Cette articulation passe tout d'abord par une communication des élus porteurs de projets de développement économique à destination des acteurs des politiques de l'emploi, afin qu'une anticipation des besoins soit effectivement possible.
En outre, les schémas régionaux de développement économique (SRDE) peuvent trouver des applications spécifiquement tournées vers l'emploi. Les aides aux entreprises peuvent ainsi être régies par un principe de conditionnalité et le respect de clauses favorables à l'emploi. Dans la région Nord-Pas-de-Calais, le SRDE a par ailleurs été décliné en vingt-deux plans locaux de développement économique (PLDE), qui prévoient un suivi des filières, une aide à la création d'entreprise, des dispositifs favorisant la mobilité des demandeurs d'emploi...
Un autre exemple de décloisonnement, fourni par l'AdCF, est celui de la communauté d'agglomération de Rennes Métropole, qui a bâti un projet de gestion territoriale des emplois et des compétences à partir de son plan local d'habitat. Il s'est traduit par un travail sur la valorisation de l'image des métiers du bâtiment, la détection des candidats potentiels et l'élaboration d'un plan de formation spécifique.

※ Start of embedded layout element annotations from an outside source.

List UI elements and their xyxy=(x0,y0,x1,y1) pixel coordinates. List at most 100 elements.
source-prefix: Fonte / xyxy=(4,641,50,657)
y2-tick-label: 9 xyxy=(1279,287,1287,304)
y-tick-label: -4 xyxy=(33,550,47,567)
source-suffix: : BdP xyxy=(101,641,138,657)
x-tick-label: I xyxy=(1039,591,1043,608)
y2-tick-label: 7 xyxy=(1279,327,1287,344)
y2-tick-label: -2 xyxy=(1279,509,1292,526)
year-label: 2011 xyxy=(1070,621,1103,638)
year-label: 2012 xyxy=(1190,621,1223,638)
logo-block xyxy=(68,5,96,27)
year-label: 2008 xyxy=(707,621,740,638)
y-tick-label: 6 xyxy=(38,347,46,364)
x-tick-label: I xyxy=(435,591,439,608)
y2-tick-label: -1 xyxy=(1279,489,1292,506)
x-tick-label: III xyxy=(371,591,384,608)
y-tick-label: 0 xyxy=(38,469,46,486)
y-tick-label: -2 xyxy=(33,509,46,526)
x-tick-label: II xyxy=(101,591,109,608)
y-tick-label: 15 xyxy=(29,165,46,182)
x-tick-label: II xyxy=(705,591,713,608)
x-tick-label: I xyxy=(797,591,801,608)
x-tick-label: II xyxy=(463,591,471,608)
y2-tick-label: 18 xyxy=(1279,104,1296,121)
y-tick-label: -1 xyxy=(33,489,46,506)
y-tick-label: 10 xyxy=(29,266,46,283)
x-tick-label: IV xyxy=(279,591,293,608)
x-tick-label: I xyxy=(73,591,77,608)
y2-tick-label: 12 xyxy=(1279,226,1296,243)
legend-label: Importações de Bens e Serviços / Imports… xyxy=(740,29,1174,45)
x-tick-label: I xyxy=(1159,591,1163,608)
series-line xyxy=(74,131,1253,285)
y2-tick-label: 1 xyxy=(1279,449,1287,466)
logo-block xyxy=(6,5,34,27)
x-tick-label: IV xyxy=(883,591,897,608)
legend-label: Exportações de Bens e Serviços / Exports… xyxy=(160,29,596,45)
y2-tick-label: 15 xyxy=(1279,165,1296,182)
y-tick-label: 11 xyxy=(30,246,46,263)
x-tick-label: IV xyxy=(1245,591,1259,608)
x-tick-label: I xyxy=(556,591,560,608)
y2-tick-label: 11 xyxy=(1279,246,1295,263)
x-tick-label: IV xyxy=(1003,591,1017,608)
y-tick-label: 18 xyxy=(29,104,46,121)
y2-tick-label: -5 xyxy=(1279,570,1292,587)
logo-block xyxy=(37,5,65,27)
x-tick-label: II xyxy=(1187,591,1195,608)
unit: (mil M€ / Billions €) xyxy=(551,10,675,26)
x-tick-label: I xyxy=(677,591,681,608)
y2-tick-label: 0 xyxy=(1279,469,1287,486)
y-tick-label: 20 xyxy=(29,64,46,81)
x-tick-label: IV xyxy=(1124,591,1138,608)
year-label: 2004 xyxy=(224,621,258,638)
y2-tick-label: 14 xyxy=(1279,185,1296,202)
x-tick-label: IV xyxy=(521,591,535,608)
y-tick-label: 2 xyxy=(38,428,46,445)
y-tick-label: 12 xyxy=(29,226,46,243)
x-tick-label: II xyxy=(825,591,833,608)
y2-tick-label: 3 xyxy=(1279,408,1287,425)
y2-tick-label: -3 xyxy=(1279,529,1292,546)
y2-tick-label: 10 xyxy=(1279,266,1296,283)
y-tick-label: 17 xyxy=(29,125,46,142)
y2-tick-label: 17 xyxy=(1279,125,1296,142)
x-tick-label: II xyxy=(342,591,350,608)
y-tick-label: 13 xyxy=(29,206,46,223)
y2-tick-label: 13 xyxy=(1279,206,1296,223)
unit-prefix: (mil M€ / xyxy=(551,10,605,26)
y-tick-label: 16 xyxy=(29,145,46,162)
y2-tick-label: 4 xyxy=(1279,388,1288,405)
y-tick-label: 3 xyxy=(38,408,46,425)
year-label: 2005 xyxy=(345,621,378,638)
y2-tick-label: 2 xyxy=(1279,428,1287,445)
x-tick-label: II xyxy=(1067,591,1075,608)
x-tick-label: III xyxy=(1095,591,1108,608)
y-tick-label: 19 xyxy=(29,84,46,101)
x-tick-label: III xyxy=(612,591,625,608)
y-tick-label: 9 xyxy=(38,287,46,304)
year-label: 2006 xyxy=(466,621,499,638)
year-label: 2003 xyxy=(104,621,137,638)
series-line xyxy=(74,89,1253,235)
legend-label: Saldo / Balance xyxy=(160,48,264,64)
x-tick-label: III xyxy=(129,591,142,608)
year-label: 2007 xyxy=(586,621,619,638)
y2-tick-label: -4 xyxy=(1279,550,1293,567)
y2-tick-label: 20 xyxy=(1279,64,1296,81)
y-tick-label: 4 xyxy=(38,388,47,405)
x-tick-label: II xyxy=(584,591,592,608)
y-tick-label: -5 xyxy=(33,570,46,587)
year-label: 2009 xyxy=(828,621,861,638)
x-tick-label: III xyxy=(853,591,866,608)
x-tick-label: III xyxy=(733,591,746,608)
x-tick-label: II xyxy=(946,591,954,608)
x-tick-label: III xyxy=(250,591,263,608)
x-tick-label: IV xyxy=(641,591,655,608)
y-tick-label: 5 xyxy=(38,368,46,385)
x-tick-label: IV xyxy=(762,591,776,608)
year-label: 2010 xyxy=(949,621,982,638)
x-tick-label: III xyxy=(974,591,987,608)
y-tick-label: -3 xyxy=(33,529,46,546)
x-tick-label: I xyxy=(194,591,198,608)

Par ailleurs, le rôle des départements en matière d'action sociale les place au coeur d'une approche intégrée des politiques de l'emploi, liant l'insertion sociale et professionnelle. Compte tenu de l'ampleur des financements qu'ils assument au titre du revenu de solidarité active (RSA), ils ont en outre un intérêt direct à un retour à l'emploi rapide et durable de leurs bénéficiaires.
* 18 Jean Marimbert, rapport au ministre des Affaires sociales, du Travail et de la Solidarité sur le rapprochement des services de l'emploi, janvier 2004, pp. 99-100.
* 19 « Pôle emploi : une réforme nécessaire, une dynamique de progrès à amplifier », rapport d'information n° 713 de M. Jean-Paul Alduy, fait au nom de la Mission commune d'information relative à Pôle emploi, tome I (Sénat, 2010-2011), p. 163.
* 20 Convention pluriannuelle signée entre l'Etat, l'Unedic et Pôle emploi le 11 janvier 2012, p. 3.
* 21 « Pour une dynamique territoriale de l'emploi, Stratégie de territorialisation de Pôle emploi : concourir à sécuriser les parcours et renforcer les liens avec les employeurs pour accroître durablement le nombre de placements »., rapport de la commission présidée par Mme Rose-Marie Van Lerberghe, avril 2010.
* 22 Dans le Nord-Pas-de-Calais, la direction régionale de Pôle emploi a toutefois initié une première enquête BMO au sein des entreprises flamandes, comme l'a exposé à votre rapporteure M. Karim Khetib, son directeur.